Hdi2u dirorg exercise
Aims
- Directory organisation has become more necessary, due the multiple intermediate files that Genomics pipelines produce, and the many output files they produce.
- Which result-files correspond to which samples? And to which replicate? It is very easy to lose track, especially when you return to the files after a month or two.
- Therefore we include a somewhat artificial directory and file organisation exercise.
-
allprojs.tar
is a file that 16 projectsin zip format, we must lay them and their file out in orderly fashion. - Data taken from the excellent book "Computational Genomics" by Nello Cristianini and Matthew Hahn (ref.
http://www.computational-genomics.net http://www.computational-genomics.net
).
Getting into position
- To ensure we are in our home directory
cd
- to ensure we have the appropriate file
ls -l hdi2u_files/allprojs.tar
- Let's look inside the tar-file or tarball, as it's sometimes called
cd hdi2u_files tar tf allprojs.tar
- We can go ahead and extract now
tar xf allprojs.tar</code> to extract them all
- Type
ls
to make sure they have been extracted OK. - We delete the tar file, because we have extracted all its contents.
rm allprojs.tar
Putting files into a loop
- Although there are not so many zip files, there's enough to discourage us from manual handling.

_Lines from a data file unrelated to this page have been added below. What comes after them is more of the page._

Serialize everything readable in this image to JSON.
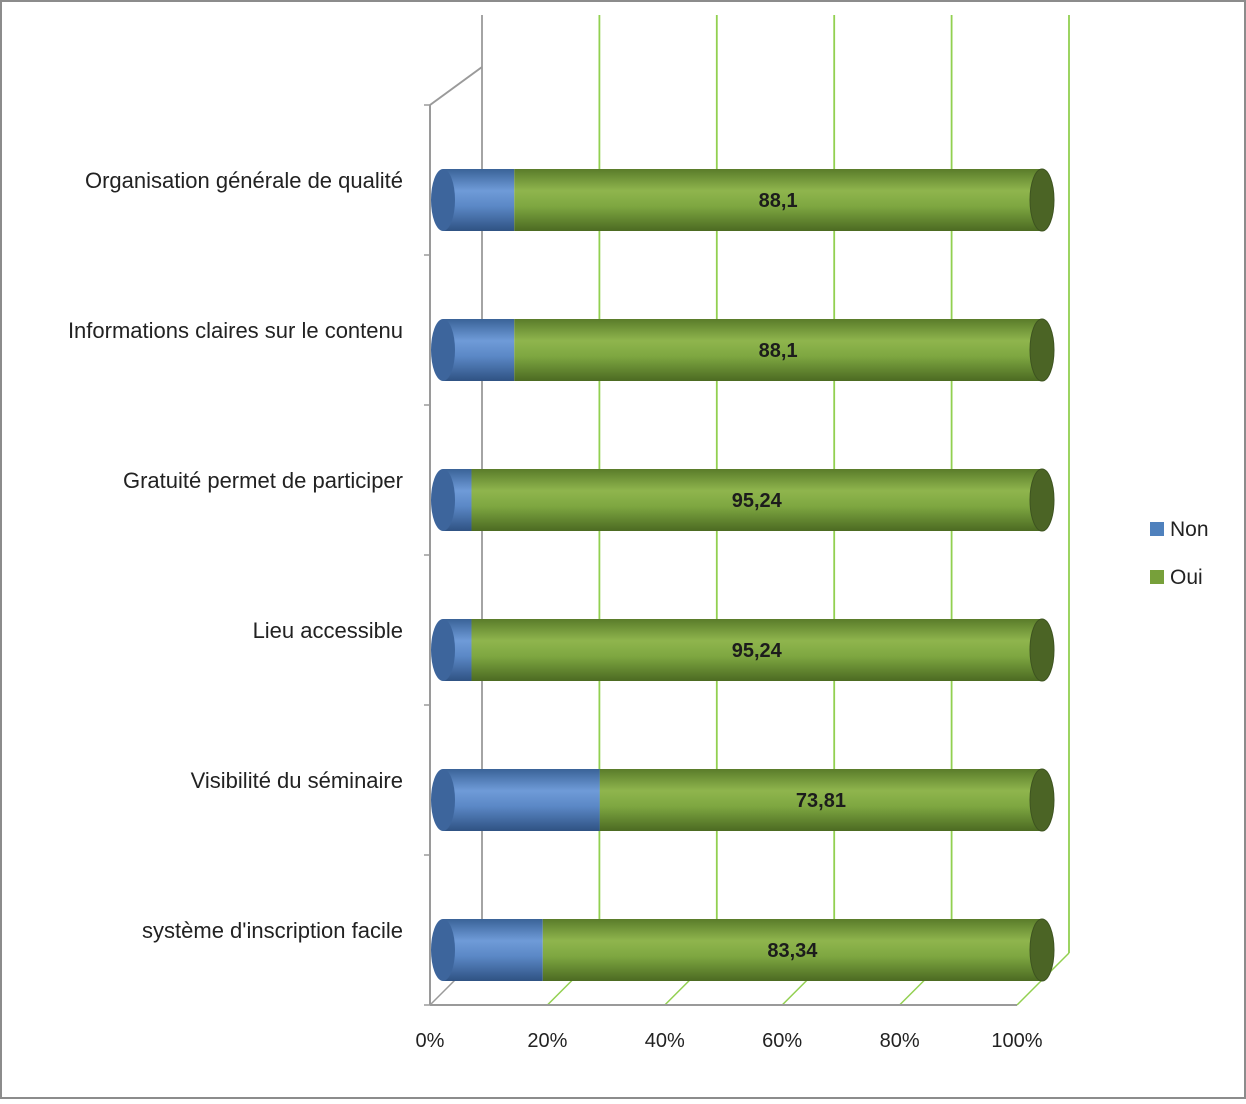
{
  "chart_data": {
    "type": "bar",
    "orientation": "horizontal",
    "stacked": "percent",
    "style": "3d-cylinder",
    "categories": [
      "Organisation générale de qualité",
      "Informations claires sur le contenu",
      "Gratuité permet de participer",
      "Lieu accessible",
      "Visibilité du séminaire",
      "système d'inscription facile"
    ],
    "series": [
      {
        "name": "Non",
        "values": [
          11.9,
          11.9,
          4.76,
          4.76,
          26.19,
          16.66
        ]
      },
      {
        "name": "Oui",
        "values": [
          88.1,
          88.1,
          95.24,
          95.24,
          73.81,
          83.34
        ]
      }
    ],
    "data_labels": [
      "88,1",
      "88,1",
      "95,24",
      "95,24",
      "73,81",
      "83,34"
    ],
    "x_ticks": [
      "0%",
      "20%",
      "40%",
      "60%",
      "80%",
      "100%"
    ],
    "xlim": [
      0,
      100
    ],
    "grid": true,
    "legend": "right",
    "colors": {
      "Non": "#4f81bd",
      "Oui": "#77a03a",
      "gridline": "#92d050",
      "axis": "#9a9a9a",
      "border": "#8c8c8c"
    }
  }
}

- so we use a loop, which in commandline is served by the
for i in THIS; do THAT;done
idiom. - Let's first make a directory for each one, we will test first with the
echo
command.
for i in *_demo.zip; do echo "mkdir ${i%.*}"; done
- Note how it is sufficient to use the wildcard:
ls
is not required. - Note also
${i%.*}
allows us create directory names without the.zip
extension. - But, hang on, there's an extra zip in our directory which is not part of our project. We can be more exact:
for i in *_demo.zip; do echo "mkdir ${i%.*}"; done
- OK, now we can go ahead:
for i in *_demo.zip; do mkdir ${i%.*}; done
- Now we can insert the zip files into their respective directories with:
for i in *_demo.zip; do mv $i ${i%.*}; done
- We can check with ls that everything is OK, but there is a command called tree which gives (slightly) nicer output.
tree | less
- This simple command verifies to us that the files have moved into the directory they correspond to.
Operating on directories
- We now want to extract the zip files, and can use a for-loop again, but it must act on directories not files
- This will list all directories, but we're only interested in a few of them:
ls -d */
- While theres's a few ways to handle this, we will use the concept of pre-editing a listing to select what we want.

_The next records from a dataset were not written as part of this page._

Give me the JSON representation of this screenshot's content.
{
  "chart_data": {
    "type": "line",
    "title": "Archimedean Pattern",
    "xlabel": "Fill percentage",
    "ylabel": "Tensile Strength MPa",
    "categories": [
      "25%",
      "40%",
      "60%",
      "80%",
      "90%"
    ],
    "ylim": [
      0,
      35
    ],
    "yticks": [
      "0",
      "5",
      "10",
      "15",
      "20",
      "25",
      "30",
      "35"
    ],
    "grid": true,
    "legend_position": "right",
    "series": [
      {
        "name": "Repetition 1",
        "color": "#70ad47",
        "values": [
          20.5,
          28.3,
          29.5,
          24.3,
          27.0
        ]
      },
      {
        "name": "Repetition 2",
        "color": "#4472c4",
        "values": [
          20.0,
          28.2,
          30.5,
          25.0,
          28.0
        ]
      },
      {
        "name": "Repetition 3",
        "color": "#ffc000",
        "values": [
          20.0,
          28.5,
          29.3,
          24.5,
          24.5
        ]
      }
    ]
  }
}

- So we store the directory listing in a file, delete unwanted directories and operate on the content of the listing.
ls -d */ > dirlist.txt vim !$
- We will find ourselves in vim and will use
dd
to delete the lines we don't want. Then typeZZ
to save and get out. - Note that this manual check slows things down, but helps confidence in what we are doing.
- Now we can build our for-loop with the confidence that we are going to operate on the right directories.
for i in $(cat dirlist.txt); do cd $i; unzip ${i%/*}.zip; rm ${i%/*}.zip; cd ..;done
- Note how we enter each directory in turn and extract the zip file inside, then remove it, and then move back into the parent directory
- We can have a look with
tree | less
And we can zip the whole structure up again with
zip -r dirstruc.zip $(ls dirlist.txt)
And delete the created directory structure itself
for i in $(cat dirlist.txt); do rm -rf $i; done
- Though this was a artificial exercise, it's common to find zip and tar files which litter your home directory, unless you create directories for them.